Oil prices extend losses on US jobs, eurozone debt jitters
NEW YORK – Oil prices extended losses Friday as world markets were shaken by fresh concerns over the global economic recovery stemming from debt woes in the eurozone and disappointing US jobs data.
New York’s main futures contract, light sweet crude for delivery in March, slid 1.95 dollars to 71.19 dollars after shedding about four dollars on Thursday.
London’s Brent North Sea crude for March dropped 2.54 dollars to 69.59 dollars per barrel.
Persistent anxiety over the state of public finance in the eurozone and disappointing US employment figures released Friday prompted investors to seek the safe haven US dollar.

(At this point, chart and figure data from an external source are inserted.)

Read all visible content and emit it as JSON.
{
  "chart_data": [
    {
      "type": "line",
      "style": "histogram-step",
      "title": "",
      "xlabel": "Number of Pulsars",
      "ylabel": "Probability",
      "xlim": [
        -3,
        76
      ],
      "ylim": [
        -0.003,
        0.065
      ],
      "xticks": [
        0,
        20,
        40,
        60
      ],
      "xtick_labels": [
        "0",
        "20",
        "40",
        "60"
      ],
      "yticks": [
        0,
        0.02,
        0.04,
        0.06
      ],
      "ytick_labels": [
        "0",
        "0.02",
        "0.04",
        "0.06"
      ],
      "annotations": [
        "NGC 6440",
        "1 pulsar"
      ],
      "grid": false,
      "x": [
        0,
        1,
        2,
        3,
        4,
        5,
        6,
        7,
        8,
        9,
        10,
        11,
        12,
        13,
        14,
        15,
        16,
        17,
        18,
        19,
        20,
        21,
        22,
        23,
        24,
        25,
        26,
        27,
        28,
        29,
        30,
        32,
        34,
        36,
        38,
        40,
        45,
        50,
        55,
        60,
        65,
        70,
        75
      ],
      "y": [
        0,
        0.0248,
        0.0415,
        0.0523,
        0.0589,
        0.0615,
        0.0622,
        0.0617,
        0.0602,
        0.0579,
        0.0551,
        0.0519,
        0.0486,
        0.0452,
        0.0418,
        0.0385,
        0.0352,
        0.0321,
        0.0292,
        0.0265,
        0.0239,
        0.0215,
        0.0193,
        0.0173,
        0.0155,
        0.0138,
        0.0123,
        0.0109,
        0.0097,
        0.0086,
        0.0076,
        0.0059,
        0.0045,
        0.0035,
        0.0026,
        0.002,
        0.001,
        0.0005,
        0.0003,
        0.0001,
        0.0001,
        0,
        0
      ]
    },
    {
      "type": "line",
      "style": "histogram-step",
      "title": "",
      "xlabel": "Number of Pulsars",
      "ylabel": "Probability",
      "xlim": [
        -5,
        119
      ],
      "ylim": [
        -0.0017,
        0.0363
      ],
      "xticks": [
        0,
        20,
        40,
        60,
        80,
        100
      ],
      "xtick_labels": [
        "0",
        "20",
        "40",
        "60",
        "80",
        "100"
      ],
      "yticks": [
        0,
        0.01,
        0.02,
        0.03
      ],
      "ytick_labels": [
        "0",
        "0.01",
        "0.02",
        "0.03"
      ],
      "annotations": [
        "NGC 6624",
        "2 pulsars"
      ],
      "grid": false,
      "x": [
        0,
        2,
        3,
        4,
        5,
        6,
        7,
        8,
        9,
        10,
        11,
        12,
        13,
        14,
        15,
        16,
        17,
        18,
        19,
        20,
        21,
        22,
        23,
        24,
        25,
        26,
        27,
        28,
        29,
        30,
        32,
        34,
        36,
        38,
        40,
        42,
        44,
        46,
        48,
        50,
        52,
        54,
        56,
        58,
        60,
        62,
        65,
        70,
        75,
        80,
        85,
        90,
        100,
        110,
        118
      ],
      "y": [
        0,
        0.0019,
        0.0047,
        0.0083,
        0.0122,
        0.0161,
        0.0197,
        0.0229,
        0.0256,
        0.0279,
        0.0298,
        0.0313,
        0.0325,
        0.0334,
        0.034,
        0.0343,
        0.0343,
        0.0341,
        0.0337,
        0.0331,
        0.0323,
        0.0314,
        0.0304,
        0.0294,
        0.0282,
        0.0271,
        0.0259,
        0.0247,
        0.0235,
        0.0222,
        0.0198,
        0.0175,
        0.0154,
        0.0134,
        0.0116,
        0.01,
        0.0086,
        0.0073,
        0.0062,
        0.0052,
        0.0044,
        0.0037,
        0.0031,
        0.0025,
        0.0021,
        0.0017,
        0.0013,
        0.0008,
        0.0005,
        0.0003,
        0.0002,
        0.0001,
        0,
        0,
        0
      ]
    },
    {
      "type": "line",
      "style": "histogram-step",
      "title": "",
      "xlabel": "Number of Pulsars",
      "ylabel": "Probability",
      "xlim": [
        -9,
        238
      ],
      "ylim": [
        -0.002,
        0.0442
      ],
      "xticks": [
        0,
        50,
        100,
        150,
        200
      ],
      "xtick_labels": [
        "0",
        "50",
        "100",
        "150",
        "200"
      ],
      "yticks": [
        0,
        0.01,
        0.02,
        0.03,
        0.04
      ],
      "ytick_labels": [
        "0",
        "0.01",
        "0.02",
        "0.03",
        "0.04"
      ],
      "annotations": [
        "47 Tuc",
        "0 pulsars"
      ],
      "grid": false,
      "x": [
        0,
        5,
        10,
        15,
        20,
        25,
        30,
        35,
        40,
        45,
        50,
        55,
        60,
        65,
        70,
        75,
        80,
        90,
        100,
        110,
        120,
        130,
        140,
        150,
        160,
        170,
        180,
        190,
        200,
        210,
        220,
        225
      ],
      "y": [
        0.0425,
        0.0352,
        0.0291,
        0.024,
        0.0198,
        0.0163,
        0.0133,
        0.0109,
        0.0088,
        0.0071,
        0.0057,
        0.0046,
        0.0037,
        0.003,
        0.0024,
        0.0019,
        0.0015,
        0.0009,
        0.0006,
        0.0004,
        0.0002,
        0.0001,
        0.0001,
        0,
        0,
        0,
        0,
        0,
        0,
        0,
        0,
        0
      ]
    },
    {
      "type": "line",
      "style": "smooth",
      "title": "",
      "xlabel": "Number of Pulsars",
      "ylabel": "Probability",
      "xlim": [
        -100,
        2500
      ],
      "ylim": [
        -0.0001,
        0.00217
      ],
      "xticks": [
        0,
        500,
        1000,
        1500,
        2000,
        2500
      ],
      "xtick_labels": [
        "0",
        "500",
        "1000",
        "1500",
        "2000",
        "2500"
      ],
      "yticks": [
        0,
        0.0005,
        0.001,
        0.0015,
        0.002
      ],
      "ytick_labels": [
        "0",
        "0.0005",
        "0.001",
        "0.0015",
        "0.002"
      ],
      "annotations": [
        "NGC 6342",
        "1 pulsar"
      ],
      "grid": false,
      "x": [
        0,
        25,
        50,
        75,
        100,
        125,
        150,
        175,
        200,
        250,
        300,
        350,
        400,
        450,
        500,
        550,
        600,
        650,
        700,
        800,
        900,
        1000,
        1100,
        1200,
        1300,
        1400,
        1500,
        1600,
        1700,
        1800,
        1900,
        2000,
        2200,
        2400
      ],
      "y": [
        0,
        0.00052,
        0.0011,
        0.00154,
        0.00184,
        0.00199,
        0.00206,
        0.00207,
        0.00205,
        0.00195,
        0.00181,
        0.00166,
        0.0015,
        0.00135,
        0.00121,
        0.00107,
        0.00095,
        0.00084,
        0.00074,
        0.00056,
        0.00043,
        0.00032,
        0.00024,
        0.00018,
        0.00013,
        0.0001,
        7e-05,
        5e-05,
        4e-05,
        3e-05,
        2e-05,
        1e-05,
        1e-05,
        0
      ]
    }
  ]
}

The euro plunged to its lowest level against the dollar since late May on Friday.
A stronger US unit makes dollar-priced crude oil more expensive for buyers using weaker currencies — which in turn tends to dent demand and in turn prices.
“It looks like investors are shedding their appetite for risk again,” said Mike Fitzpatrick of MF Global, predicting prices could dip as low 67 dollars in the first quarter of 2010.
“There will have to be growing evidence of improved business activity to lift prices out of those parameters, or further price declines can be expected,” he said.
With global markets on edge from jitters in Europe, the markets digested news that the American economy lost 20,000 jobs in January.
The nonfarm payrolls data fell short of expectations for a gain of 15,000 jobs that would have been a clear sign of a turnaround in the troubled labor market and overall economy after a massive stimulus effort by the government.
The report showed the jobless rate eased to 9.7 percent from 10.0 percent in December, based on a household survey that appeared to contradict the payrolls data, but reflected in part discouraged workers leaving the labor force.
“No observer of the domestic economic scene will take much solace from today’s non-farm payrolls report, particularly the revision for November to 150,000 jobs lost from 85,000,” Fitzpatrick said.
Persistent anxiety over the state of public finance in the eurozone also gripped investors.
They were worried that debt-ridden countries such as Greece, Spain and Portugal may be unable to restore stability to their public finances after having spent heavily to combat recession.
“Bottom line: If we see renewed fears in Europe, look for surge in the dollar and for the commodity correction to continue,” said Phil Flynn of PFG Best.
Earlier in the week, oil prices had soared as equity markets put in strong performances and manufacturing data from the United States reassured nervous investors.